The 75034 ZIP code added eight cases, and the 75036 ZIP code added 13 cases as between July 8-15.
Data shows that those in the 20-29 age group in both Collin and Denton counties have had the largest number of total COVID-19 cases followed by those ages 30-39 and ages 40-49.
In addition, the data shows 12 deaths in Collin County during the past seven days and four deaths in Denton County. The total number of deaths since tracking began in March is 62 for Collin County and 41 in Denton County.
Among the key indicators being watched by experts is the state’s positivity rate, which was 16.81% on July 14. The rate is averaged over the previous seven days and calculates the ratio of positive new cases compared with the number of tests. Gov. Greg Abbott has previously said that a rate of 10% or more is cause for concern.

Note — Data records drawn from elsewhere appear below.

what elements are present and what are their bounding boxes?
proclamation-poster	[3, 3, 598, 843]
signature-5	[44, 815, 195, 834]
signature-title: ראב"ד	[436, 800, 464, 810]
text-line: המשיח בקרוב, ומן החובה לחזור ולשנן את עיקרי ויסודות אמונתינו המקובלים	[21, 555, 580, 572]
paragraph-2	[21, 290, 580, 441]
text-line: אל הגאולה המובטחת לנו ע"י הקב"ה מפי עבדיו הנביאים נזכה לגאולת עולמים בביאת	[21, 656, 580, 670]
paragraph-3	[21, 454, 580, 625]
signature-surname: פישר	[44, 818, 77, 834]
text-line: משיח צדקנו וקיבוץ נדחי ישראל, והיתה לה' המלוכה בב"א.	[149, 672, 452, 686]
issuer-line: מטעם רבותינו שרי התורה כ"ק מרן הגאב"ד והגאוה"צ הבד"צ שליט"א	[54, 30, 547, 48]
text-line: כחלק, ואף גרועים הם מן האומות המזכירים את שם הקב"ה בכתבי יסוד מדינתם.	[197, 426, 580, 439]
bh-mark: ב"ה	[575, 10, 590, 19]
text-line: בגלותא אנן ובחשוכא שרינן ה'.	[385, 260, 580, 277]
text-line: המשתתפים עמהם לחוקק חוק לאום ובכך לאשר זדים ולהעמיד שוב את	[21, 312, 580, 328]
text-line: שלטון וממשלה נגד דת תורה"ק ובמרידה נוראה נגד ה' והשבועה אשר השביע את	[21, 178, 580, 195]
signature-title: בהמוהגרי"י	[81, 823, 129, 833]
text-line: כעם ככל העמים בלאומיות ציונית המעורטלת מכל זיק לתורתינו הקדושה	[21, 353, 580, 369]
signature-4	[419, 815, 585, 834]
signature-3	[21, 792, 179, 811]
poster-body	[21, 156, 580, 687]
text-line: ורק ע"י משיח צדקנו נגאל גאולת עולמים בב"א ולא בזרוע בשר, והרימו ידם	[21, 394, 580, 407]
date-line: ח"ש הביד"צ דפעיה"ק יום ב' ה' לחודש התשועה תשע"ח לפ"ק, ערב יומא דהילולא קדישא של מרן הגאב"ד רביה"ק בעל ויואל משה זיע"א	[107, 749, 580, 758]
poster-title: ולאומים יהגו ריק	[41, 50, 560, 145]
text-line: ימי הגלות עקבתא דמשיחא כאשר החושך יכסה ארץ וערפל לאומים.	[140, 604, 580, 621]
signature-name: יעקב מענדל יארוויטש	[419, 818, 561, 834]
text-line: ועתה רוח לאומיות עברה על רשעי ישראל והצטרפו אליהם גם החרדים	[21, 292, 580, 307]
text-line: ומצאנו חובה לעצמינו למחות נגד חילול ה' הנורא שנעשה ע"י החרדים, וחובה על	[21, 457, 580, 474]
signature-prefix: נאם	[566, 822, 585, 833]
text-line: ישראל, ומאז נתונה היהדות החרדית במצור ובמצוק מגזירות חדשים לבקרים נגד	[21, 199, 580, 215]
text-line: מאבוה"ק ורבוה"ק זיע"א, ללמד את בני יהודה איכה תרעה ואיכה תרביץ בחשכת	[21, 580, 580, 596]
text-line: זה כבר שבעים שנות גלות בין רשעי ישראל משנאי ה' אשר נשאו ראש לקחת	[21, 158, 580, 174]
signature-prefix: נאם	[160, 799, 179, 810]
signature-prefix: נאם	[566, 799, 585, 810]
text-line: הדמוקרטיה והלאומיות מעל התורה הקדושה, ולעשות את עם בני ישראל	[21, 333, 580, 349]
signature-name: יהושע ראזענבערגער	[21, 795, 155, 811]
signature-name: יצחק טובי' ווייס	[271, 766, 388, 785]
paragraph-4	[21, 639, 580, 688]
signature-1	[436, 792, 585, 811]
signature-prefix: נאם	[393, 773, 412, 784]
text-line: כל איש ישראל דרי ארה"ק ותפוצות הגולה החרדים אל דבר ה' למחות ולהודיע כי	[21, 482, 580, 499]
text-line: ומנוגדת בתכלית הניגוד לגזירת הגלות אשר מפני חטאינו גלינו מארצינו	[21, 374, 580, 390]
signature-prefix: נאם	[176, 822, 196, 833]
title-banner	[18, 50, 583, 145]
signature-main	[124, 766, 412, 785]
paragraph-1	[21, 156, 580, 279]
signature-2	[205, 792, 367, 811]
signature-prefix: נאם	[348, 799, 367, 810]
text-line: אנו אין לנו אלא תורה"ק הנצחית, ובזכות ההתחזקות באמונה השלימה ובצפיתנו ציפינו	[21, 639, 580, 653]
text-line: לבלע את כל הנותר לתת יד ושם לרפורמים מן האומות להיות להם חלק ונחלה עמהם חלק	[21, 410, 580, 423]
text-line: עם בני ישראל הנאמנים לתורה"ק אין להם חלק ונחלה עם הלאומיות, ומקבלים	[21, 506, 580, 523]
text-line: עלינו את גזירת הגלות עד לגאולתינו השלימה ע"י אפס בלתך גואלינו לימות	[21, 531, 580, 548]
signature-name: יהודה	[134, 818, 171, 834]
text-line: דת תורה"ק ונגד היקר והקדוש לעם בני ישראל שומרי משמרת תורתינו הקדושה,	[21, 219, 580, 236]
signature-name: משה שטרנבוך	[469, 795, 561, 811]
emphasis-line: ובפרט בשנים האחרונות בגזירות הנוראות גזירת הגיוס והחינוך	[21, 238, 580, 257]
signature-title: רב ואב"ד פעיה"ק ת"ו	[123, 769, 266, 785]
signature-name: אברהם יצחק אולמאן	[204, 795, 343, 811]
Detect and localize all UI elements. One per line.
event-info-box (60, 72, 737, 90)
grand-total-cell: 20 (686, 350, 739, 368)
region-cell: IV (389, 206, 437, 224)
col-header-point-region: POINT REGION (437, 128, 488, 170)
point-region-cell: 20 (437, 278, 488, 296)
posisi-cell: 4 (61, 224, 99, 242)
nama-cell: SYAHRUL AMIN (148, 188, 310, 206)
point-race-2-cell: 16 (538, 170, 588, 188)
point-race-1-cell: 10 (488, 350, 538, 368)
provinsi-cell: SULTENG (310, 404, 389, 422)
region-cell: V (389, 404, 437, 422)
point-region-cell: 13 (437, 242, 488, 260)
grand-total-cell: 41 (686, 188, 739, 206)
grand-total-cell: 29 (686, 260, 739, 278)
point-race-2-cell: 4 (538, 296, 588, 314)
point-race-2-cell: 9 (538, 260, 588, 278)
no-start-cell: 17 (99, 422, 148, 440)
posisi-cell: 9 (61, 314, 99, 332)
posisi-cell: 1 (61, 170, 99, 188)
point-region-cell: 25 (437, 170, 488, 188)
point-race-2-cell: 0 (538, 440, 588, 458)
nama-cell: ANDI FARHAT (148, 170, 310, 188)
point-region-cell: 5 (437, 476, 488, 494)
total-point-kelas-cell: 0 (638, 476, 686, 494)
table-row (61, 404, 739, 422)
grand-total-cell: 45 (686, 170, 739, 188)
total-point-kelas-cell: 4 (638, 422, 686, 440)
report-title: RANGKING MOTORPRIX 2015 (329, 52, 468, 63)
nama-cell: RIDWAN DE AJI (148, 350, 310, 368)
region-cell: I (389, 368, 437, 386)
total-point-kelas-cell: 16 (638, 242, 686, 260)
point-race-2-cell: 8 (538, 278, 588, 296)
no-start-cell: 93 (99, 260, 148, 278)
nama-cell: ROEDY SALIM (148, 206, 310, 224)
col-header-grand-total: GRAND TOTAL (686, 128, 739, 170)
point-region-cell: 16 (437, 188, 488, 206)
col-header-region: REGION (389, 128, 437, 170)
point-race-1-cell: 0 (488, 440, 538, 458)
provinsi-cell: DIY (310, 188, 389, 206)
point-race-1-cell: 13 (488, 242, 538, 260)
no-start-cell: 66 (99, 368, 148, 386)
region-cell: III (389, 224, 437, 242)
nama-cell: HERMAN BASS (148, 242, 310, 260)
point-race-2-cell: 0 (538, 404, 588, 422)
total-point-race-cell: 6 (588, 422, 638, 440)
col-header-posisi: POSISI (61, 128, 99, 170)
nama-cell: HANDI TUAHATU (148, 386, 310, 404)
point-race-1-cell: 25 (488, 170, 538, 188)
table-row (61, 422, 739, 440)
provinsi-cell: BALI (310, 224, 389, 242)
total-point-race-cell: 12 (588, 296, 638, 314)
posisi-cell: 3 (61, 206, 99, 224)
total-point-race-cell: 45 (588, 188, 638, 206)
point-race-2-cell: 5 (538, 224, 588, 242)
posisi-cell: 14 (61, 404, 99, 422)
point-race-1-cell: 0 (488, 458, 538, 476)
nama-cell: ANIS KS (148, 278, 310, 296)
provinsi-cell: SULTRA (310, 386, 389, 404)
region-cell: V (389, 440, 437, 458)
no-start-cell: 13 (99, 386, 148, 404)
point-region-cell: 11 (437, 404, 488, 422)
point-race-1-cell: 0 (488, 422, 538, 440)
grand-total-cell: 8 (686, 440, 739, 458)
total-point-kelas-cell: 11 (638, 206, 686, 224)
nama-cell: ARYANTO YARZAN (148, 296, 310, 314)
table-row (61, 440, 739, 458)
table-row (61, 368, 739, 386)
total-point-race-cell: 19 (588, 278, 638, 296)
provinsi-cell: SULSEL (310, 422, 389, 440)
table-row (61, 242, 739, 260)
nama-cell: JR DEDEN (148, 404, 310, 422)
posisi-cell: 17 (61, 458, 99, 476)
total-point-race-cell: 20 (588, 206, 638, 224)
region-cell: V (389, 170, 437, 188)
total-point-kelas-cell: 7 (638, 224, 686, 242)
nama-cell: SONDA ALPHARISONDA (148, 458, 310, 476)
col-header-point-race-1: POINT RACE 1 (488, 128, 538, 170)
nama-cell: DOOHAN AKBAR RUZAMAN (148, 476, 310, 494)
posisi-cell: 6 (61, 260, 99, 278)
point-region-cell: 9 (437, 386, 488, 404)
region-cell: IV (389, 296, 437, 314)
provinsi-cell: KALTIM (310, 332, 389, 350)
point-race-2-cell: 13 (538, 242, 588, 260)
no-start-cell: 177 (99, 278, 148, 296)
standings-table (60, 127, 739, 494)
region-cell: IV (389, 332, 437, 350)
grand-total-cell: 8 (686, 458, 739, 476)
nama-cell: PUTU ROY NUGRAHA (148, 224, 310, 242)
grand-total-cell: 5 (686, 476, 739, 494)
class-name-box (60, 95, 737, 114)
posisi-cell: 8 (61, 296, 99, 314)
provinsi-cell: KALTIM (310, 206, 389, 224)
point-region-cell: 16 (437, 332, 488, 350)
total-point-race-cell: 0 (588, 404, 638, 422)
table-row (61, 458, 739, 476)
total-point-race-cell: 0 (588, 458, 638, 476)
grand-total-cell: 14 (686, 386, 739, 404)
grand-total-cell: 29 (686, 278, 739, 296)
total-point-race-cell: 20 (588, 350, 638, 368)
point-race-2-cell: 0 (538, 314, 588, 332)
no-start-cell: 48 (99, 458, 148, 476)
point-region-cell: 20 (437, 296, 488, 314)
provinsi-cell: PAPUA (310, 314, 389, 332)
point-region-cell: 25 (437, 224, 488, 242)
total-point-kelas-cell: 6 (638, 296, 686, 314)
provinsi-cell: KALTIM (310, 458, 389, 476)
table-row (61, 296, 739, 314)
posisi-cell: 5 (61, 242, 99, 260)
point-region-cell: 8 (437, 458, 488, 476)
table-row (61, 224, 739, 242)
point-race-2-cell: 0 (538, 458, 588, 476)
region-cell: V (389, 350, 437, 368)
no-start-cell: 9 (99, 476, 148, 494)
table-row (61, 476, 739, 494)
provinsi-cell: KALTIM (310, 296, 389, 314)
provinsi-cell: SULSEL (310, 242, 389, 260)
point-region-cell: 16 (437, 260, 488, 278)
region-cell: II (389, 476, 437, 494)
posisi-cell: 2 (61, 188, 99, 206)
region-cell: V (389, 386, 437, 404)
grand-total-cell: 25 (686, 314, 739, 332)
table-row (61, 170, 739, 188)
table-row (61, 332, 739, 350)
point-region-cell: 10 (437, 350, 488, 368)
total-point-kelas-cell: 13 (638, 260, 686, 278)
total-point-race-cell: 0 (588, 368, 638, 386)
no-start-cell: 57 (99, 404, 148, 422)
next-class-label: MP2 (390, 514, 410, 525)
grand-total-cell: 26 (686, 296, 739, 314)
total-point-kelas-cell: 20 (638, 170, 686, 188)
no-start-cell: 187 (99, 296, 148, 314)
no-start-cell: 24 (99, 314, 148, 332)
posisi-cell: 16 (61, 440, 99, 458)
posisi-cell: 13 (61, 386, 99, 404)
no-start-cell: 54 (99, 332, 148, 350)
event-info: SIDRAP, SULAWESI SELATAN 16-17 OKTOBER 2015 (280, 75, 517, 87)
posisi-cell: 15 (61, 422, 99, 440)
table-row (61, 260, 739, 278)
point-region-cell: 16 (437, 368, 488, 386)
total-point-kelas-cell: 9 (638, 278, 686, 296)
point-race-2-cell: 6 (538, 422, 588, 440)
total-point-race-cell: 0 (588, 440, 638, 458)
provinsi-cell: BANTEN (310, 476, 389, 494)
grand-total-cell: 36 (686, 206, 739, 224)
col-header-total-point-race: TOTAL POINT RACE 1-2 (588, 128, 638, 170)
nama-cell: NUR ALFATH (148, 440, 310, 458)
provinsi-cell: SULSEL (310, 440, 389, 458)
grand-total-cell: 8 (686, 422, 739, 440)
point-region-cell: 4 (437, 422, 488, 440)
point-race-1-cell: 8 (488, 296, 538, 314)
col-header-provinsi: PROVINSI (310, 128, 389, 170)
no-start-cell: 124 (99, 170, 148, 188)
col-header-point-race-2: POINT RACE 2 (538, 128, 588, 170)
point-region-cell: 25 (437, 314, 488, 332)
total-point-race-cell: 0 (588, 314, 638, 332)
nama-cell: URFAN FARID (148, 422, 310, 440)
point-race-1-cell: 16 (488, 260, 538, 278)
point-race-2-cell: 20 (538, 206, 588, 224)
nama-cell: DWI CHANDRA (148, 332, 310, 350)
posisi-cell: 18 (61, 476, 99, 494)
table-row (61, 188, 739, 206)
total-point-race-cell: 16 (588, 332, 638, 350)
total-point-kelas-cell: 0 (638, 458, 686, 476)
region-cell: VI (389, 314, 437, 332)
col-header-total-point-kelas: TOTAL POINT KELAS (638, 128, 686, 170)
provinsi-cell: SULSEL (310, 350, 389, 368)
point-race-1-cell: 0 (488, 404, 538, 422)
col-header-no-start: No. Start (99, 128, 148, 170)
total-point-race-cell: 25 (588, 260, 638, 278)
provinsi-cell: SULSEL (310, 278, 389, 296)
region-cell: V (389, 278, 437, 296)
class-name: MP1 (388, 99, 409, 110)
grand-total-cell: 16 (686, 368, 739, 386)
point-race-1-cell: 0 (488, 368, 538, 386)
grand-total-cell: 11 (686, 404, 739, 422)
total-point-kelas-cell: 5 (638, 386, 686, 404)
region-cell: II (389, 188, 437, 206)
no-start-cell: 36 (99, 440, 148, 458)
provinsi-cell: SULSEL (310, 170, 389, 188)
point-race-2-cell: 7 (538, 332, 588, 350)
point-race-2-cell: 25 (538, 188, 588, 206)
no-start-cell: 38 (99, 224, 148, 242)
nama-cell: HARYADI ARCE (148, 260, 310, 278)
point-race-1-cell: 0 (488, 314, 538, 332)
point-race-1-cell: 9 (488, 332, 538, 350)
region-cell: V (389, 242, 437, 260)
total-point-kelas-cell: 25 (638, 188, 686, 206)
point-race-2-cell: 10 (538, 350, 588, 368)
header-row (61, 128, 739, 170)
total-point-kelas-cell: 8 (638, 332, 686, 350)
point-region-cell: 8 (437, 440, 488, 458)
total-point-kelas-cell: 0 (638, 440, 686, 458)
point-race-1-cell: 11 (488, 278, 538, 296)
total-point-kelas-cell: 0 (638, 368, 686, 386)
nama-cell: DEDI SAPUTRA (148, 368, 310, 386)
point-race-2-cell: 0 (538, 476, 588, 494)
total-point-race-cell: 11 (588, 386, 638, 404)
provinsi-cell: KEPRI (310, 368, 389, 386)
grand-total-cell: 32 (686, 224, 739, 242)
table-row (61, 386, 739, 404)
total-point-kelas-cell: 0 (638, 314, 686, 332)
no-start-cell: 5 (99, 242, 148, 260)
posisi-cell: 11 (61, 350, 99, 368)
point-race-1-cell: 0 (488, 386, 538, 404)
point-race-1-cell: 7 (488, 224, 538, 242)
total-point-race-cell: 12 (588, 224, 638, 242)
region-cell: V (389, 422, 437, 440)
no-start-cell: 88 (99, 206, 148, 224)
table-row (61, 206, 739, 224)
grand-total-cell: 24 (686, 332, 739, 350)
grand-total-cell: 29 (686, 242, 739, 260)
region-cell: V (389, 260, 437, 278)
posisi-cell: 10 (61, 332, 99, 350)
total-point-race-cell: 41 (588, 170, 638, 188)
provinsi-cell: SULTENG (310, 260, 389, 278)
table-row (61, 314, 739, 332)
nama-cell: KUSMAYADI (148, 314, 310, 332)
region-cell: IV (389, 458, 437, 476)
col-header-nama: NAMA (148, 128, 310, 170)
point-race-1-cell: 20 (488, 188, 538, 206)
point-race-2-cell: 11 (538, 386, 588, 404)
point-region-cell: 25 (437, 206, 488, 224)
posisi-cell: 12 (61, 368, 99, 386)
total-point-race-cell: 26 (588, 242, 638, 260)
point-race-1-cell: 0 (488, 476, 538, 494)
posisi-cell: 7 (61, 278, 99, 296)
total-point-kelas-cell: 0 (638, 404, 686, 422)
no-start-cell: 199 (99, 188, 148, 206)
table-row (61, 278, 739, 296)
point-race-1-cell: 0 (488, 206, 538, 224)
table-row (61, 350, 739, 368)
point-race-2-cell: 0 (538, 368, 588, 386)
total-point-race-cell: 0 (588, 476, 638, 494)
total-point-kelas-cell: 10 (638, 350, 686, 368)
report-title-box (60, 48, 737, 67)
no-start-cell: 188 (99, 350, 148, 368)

Another indicator among health experts is the number of hospitalizations. Collin County reports 222 COVID-19 patients hospitalized July 15, and Denton County 108 hospitalized patients. That number has generally been fluctuating in Collin County and rising in Denton County in recent days.
Collin County has a hospital bed capacity of 2,702. Denton County is reporting 367 available hospital beds out of 1,110 total, 64 available ICU beds out of 161 and 90 available ventilators out of 129 total as of July 15.
Statewide, the number of patients who have tested positive with COVID-19 and are currently hospitalized is 10,471 as of July 15. That compares with 9,610 patients who were hospitalized and had COVID-19 a week ago.